As novas descobertas em Stonehenge estão ampliando, de forma clara, a compreensão sobre a capacidade de organização das comunidades do Neolítico britânico. Nos arredores de Durrington Walls, arqueólogos confirmaram que um vasto anel de fossos escavados há mais de quatro mil anos constitui a maior estrutura pré-histórica já identificada na Grã-Bretanha. Assim, o famoso círculo de pedras passa a ser visto como parte de um sistema muito mais amplo.

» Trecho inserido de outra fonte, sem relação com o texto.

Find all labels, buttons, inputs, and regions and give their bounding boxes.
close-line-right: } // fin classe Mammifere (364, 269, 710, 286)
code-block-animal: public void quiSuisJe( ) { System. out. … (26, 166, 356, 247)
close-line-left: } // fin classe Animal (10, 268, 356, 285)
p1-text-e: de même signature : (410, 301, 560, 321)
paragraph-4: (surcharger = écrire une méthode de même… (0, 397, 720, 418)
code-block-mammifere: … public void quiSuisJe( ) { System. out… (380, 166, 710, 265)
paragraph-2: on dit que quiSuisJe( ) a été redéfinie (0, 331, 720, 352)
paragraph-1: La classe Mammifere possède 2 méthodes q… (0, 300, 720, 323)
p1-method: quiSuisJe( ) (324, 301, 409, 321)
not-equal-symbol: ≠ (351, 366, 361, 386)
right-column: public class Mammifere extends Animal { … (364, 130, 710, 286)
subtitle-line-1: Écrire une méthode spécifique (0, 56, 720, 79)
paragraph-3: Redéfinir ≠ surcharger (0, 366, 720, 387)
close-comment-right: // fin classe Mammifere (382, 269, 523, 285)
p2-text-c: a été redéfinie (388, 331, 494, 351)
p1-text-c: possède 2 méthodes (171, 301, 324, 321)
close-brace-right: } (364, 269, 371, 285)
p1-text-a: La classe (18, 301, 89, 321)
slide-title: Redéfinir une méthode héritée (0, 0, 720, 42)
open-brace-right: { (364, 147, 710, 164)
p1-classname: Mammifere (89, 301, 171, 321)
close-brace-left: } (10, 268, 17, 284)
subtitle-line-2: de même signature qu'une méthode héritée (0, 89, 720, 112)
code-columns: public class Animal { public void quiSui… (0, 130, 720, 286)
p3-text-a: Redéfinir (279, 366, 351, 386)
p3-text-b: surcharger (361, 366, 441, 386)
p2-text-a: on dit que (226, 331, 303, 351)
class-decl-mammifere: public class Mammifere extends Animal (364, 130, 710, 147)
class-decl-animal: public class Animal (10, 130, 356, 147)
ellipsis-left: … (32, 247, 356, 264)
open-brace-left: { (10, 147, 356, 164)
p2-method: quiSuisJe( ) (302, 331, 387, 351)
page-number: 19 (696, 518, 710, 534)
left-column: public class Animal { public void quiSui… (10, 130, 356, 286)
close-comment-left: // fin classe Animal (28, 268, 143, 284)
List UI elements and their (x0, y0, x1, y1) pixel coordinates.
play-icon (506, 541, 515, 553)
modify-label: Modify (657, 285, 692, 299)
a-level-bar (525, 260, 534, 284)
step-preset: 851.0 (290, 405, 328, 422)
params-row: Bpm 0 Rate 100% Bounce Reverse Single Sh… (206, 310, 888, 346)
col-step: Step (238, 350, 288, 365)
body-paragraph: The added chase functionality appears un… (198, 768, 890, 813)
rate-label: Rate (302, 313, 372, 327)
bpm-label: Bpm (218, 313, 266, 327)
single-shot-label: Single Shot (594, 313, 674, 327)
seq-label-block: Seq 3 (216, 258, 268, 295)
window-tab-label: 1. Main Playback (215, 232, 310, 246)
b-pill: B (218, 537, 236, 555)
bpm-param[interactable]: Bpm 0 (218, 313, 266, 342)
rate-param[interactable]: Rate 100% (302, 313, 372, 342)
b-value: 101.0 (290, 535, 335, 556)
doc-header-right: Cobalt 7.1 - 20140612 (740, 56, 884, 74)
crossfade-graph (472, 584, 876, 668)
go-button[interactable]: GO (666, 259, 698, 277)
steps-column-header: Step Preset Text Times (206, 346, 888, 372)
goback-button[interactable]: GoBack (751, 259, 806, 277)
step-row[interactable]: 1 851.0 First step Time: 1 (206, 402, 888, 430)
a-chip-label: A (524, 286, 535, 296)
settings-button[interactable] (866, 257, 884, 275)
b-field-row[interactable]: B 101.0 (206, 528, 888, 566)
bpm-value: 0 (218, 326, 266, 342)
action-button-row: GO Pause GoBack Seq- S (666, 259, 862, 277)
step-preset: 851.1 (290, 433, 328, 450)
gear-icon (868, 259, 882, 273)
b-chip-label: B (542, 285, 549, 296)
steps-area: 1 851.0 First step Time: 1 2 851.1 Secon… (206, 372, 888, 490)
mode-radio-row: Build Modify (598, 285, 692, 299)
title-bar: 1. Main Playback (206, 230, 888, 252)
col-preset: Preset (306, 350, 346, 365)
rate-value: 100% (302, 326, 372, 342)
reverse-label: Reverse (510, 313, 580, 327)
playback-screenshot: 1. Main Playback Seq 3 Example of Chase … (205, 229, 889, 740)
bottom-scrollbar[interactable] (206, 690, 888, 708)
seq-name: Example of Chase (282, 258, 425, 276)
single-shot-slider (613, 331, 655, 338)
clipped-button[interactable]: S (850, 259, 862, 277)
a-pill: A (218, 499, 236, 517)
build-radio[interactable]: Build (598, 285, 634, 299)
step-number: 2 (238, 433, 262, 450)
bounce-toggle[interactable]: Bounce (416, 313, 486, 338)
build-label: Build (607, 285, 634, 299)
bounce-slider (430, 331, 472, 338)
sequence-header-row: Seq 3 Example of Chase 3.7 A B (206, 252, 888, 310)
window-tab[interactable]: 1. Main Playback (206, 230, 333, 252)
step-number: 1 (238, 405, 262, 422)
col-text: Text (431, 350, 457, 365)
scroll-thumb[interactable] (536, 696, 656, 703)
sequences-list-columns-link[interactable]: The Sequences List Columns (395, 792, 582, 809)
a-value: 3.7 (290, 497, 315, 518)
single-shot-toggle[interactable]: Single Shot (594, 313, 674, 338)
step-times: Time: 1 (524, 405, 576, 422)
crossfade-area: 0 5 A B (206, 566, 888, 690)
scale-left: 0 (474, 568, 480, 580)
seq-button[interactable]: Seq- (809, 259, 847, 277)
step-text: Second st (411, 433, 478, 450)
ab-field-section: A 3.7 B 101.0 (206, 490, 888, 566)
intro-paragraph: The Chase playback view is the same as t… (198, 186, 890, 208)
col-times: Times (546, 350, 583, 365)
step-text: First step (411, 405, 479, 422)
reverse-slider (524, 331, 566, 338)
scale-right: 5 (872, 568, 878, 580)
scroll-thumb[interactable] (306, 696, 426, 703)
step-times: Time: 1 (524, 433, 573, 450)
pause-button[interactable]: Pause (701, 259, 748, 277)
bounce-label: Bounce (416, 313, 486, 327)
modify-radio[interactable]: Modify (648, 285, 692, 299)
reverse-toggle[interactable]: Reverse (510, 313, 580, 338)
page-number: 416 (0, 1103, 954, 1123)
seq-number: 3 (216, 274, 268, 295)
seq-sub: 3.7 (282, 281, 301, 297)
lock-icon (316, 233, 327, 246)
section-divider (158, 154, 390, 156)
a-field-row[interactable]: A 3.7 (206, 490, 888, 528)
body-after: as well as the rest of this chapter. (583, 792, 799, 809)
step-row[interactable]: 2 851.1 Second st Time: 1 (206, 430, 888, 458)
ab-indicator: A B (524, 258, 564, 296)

Além disso, o estudo publicado na revista científica Internet Archaeology detalha a análise de pelo menos 16 fossos monumentais distribuídos em um círculo quase perfeito. Juntos, eles formam um traçado com mais de dois quilômetros de extensão e delimitam uma área superior a três quilômetros quadrados. Dessa forma, a paisagem ao redor de Stonehenge revela um planejamento territorial até então pouco compreendido.
Como a ciência confirmou as novas descobertas em Stonehenge
Para chegar a esse resultado, a equipe liderada pelo arqueólogo Vincent Gaffney, da Universidade de Bradford, combinou métodos científicos raramente aplicados de forma integrada. Entre eles, destacam-se a tomografia de resistência elétrica, a magnetometria, o radar de penetração no solo e a análise detalhada de sedimentos. Com isso, os pesquisadores identificaram padrões recorrentes impossíveis de serem atribuídos a processos naturais.
Paralelamente, as novas descobertas em Stonehenge ganharam reforço com o trabalho do arqueólogo Tim Kinnaird, da Universidade de St Andrews, que aplicou a datação por luminescência opticamente estimulada. Segundo ele, os dados indicam que os fossos foram escavados por volta de 2480 a.C., em um intervalo relativamente curto. Portanto, a evidência aponta para uma ação coletiva coordenada, realizada por comunidades que habitavam a região.
O que o anel de fossos revela sobre a sociedade neolítica
As novas descobertas em Stonehenge também ajudam a reconstruir o cotidiano dessas populações antigas. Por meio da análise de DNA ambiental, os pesquisadores identificaram vestígios de ovelhas, gado e plantas cultivadas nos sedimentos. Assim, o local não era apenas simbólico, mas integrado à vida econômica e social do período.
Nesse contexto, o professor Richard Bates, da Universidade de St Andrews, destaca que a precisão geométrica do anel revela domínio técnico e conhecimento da paisagem. Além disso, os pesquisadores interpretam a estrutura como uma fronteira simbólica associada a práticas cerimoniais em Durrington Walls, reforçando a dimensão ritual do território.
Horizontes positivos
Inseridas no Projeto Paisagens Ocultas de Stonehenge, essas pesquisas ampliam o entendimento sobre como sociedades pré-históricas moldaram o espaço ao seu redor. Desse modo, as novas descobertas em Stonehenge mostram que, muito antes da escrita, grupos humanos já transformavam a paisagem em expressão de crenças, pertencimento coletivo e visão de mundo compartilhada.